When she went down Ashwood Drive, near Ashland, the Henry Clay Estate, she passed a house that stood out: a one-story, four-bedroom, 31/2-bath home built of horizontal cut stone, with a low sloping roof, deep eaves and redwood trim around the windows and redwood garage doors.
"I said, 'Oh, my gosh, I love this house,'" Fryman recalled, laughing. "From then on, I called it 'my house.'"
It reminded her of a similar house in La Jolla, Calif., that she visited many times while growing up.
The house on Ashwood had been designed and built in 1949 by Lexington architect Ernst Johnson for his family.
Johnson was a well-known Modernist architect with close ties to Eero Saarinen, one of the most important American architects of the 20th century. The two had been classmates at Yale.
The Frymans and their three young daughters lived at The Woodlands for 10 years, until one morning in 1997 real estate agent Betty Jo Palmer called to tell Lisa, "Your house is for sale."
The couple bought the 3,000-square-foot house from Johnson's widow, Irma.
"After we moved in, I would walk around every day and say, 'I can't believe this is my house. It is so beautiful,'" Fryman said earlier this week.
That sentiment was hardly shared by some neighbors on Ashwood, a short, tucked-away street of traditional-style houses that connects Chinoe and Woodspoint roads.
"They hated it," said architect Sarah House Tate, founder of the Lexington firm Tate Hill Jacobs Architects.
Tate has great admiration for Johnson and interviewed Irma several times while she still lived in the house. On Monday, she will give a lecture, "Design and Influence: Ernst Johnson at the University of Kentucky."
Johnson was a professor of civil engineering at UK, hired by the university straight out of Yale. He essentially became the university's architect from the late 1930s through the '50s, designing 13 buildings on campus, all in a Modernist style.
"And he had his hand in a helluva lot more," said Lexington architect Byron Romanowitz, who was Johnson's partner in the firm Johnson Romanowitz Architects.

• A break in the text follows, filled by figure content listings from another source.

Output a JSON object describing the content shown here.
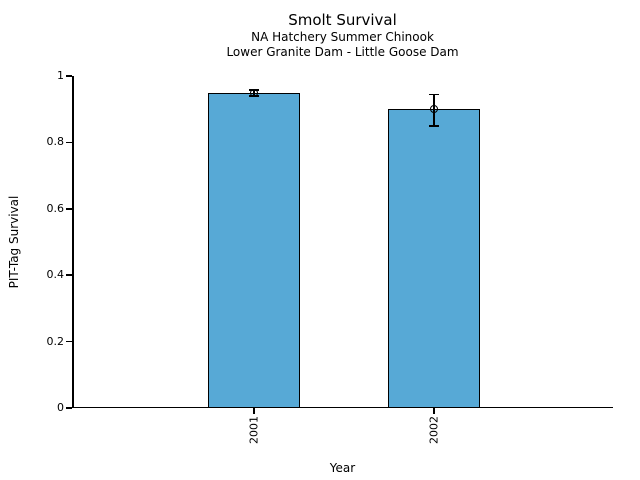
{
  "chart_data": {
    "type": "bar",
    "title": "Smolt Survival",
    "subtitle": [
      "NA Hatchery Summer Chinook",
      "Lower Granite Dam - Little Goose Dam"
    ],
    "xlabel": "Year",
    "ylabel": "PIT-Tag Survival",
    "categories": [
      "2001",
      "2002"
    ],
    "values": [
      0.95,
      0.9
    ],
    "error_bars": {
      "upper": [
        0.958,
        0.945
      ],
      "lower": [
        0.94,
        0.85
      ]
    },
    "ylim": [
      0,
      1
    ],
    "yticks": [
      0,
      0.2,
      0.4,
      0.6,
      0.8,
      1
    ],
    "ytick_labels": [
      "0",
      "0.2",
      "0.4",
      "0.6",
      "0.8",
      "1"
    ],
    "grid": false,
    "legend": "none",
    "marker": "open-circle",
    "bar_color": "#57A9D6",
    "bar_edge_color": "#000000",
    "axis_color": "#000000",
    "text_color": "#000000",
    "background_color": "#FFFFFF"
  }
}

Johnson died in 1972, but he has been in the news recently after UK announced plans to raze several of his buildings, including Holmes Hall (built in 1956), the Wenner-Gren Aeronautical Laboratory (1941) and Jewell Hall (1938).

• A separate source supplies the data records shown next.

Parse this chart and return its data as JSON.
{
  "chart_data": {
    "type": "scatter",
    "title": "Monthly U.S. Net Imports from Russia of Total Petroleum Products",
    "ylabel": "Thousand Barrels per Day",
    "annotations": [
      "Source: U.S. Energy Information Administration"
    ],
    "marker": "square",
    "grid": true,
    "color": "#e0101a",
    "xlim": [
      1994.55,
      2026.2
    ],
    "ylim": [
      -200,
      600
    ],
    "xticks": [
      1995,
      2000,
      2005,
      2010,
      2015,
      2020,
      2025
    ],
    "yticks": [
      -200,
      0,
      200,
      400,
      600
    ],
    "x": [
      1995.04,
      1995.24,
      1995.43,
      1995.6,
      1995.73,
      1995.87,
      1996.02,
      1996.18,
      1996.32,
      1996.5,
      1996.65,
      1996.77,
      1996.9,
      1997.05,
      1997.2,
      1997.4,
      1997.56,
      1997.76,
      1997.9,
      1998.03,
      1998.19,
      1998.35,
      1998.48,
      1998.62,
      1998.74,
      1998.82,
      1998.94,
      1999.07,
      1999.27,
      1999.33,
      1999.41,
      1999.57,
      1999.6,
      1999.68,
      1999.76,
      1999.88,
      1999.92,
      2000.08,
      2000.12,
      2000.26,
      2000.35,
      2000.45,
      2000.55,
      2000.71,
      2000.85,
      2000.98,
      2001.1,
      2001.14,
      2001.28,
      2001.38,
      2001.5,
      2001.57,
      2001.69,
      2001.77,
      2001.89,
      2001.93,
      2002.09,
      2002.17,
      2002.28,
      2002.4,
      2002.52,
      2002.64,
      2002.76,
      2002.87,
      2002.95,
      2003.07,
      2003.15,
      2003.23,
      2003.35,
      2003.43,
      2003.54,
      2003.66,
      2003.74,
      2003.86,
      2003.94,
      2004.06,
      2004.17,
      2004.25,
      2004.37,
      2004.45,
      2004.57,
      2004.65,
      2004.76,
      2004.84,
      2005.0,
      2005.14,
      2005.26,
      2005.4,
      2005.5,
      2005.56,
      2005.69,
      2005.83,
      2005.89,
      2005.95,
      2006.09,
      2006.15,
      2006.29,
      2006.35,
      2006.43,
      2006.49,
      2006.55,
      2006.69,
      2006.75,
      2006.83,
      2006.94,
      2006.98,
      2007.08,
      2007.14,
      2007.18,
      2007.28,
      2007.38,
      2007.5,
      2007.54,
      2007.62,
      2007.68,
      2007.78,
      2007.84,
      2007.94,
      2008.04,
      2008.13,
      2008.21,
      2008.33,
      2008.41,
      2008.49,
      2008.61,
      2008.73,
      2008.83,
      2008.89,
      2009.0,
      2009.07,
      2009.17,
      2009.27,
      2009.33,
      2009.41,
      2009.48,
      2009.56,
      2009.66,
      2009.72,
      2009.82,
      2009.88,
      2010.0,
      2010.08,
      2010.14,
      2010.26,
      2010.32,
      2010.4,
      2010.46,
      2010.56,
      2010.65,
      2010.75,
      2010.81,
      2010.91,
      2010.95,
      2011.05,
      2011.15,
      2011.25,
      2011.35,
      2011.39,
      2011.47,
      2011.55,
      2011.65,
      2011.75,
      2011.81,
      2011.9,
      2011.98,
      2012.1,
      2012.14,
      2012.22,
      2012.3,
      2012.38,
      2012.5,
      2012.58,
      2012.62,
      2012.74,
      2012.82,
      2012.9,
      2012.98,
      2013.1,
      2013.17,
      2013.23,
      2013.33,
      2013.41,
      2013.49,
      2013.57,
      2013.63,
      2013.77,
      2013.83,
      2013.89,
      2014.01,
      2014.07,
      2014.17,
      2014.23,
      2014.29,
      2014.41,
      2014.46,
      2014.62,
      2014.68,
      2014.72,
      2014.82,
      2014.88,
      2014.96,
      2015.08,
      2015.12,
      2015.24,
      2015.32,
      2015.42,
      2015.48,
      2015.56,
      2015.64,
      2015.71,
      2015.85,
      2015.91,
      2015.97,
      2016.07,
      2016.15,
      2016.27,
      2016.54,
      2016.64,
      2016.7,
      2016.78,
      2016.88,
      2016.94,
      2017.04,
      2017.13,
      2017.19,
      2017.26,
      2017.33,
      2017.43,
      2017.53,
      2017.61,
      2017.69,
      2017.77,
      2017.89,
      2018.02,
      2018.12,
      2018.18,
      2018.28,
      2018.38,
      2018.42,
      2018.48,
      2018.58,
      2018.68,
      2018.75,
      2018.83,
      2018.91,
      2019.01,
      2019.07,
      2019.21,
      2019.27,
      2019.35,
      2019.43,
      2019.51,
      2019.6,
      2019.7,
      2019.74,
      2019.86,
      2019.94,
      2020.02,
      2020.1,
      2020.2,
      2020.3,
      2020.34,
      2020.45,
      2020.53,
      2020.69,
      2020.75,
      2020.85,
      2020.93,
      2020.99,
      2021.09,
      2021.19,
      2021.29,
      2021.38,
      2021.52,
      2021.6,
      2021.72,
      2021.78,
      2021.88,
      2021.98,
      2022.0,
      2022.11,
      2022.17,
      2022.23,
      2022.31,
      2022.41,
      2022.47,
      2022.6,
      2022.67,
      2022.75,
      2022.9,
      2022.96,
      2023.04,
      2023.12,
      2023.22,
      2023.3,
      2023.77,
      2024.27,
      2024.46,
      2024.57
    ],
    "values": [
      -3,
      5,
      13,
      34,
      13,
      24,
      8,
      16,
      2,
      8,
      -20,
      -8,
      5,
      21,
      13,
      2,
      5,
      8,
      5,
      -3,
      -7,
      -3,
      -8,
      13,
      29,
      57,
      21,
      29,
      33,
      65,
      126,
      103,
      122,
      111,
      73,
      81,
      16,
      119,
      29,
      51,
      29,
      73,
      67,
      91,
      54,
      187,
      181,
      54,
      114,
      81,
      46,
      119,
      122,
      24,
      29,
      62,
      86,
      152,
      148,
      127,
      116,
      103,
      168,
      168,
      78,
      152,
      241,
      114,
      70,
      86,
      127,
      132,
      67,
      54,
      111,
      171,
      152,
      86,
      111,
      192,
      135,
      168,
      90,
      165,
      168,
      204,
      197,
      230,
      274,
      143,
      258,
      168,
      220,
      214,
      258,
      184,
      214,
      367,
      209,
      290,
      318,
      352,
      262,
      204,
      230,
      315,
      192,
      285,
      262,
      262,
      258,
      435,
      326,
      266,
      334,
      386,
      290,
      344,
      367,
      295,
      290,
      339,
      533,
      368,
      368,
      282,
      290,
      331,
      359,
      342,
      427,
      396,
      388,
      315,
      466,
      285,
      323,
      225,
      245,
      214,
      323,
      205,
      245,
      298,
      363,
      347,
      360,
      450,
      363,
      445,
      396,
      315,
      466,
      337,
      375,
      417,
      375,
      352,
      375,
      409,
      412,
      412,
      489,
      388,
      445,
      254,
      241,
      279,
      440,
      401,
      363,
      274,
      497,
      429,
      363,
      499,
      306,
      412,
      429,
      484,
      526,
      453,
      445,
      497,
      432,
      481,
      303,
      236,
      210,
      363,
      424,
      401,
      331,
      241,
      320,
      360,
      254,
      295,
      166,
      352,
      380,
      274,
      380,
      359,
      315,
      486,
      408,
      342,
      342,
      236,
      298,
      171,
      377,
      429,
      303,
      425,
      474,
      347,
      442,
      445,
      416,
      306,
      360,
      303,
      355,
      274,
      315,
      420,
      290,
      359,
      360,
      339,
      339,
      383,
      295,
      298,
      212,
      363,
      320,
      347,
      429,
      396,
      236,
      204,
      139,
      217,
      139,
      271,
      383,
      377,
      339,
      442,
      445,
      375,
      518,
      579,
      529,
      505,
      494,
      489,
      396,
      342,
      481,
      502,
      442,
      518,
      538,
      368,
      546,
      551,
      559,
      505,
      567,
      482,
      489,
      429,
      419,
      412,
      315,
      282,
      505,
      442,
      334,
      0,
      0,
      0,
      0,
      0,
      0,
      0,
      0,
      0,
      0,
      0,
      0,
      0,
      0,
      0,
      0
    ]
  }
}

How typical, Romanowitz said.
"When architects on the contemporary edge design buildings, people don't like what they do," he said, chuckling. "They have to wait 50 years or until the architect dies for the public to suddenly find value in what they did."
A hallmark of Johnson's university buildings as well as his own house was his masonry skill.

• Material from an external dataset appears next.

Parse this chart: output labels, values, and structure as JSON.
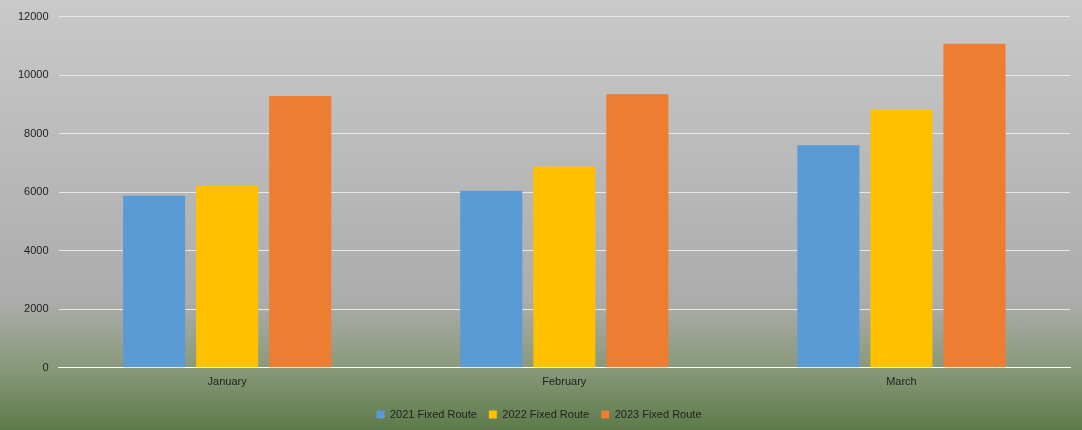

"While working in a Modernist sensibility, he had a visceral sense of how to put brick and mortar together" in beautiful patterns, said Lexington architect Graham Pohl.
Tate added, "Not many architects are so gifted with brick as Ernst was."
The son of a first-generation Swedish bricklayer, Johnson paid his way through Yale as a union bricklayer.
Johnson combined his love of masonry together with Modernist architecture in building the house on Ashwood Drive for his family.
"Everything in that house is Modernist, starting with the open floor plan that is a signature contribution of Modernism," Tate said.
Modernism was the first architectural style not to reference the past.
"It stopped and studied the way people lived, and designed a building to fit the way it was going to be used," she said.
For instance, Johnson designed a nook in the hallway that has a built-in bench and a telephone shelf so people could sit and talk on the phone.
A cupboard in the dining room was built to hold exactly six TV trays, reminiscent of a time when people liked to eat dinner in the living room while watching television. Irma played bridge, so another closet is just big enough for a card table and four folding chairs.
Under several windows in the dining room and four bedrooms are louvered panels that can be opened for ventilation in warm weather.
On the garage floor is a clever little bump in the concrete — "so you can feel it with your car and you don't make the mistake of pulling in too far," Pohl said.
"Everywhere you look is this attention to detail," he added.
One end of the living room has a brick wall laid in an unusual stacked brick pattern. There's brick around the base of the living room fireplace, stepped out like an upside down wedding cake.
Johnson also loved wood and, with his Scandinavian heritage, birch in particular. Dining room walls are paneled in birch, bedrooms in ash. The living room is paneled in pecky cypress, a once very desirable wood with unusual narrow cavities caused by a fungus.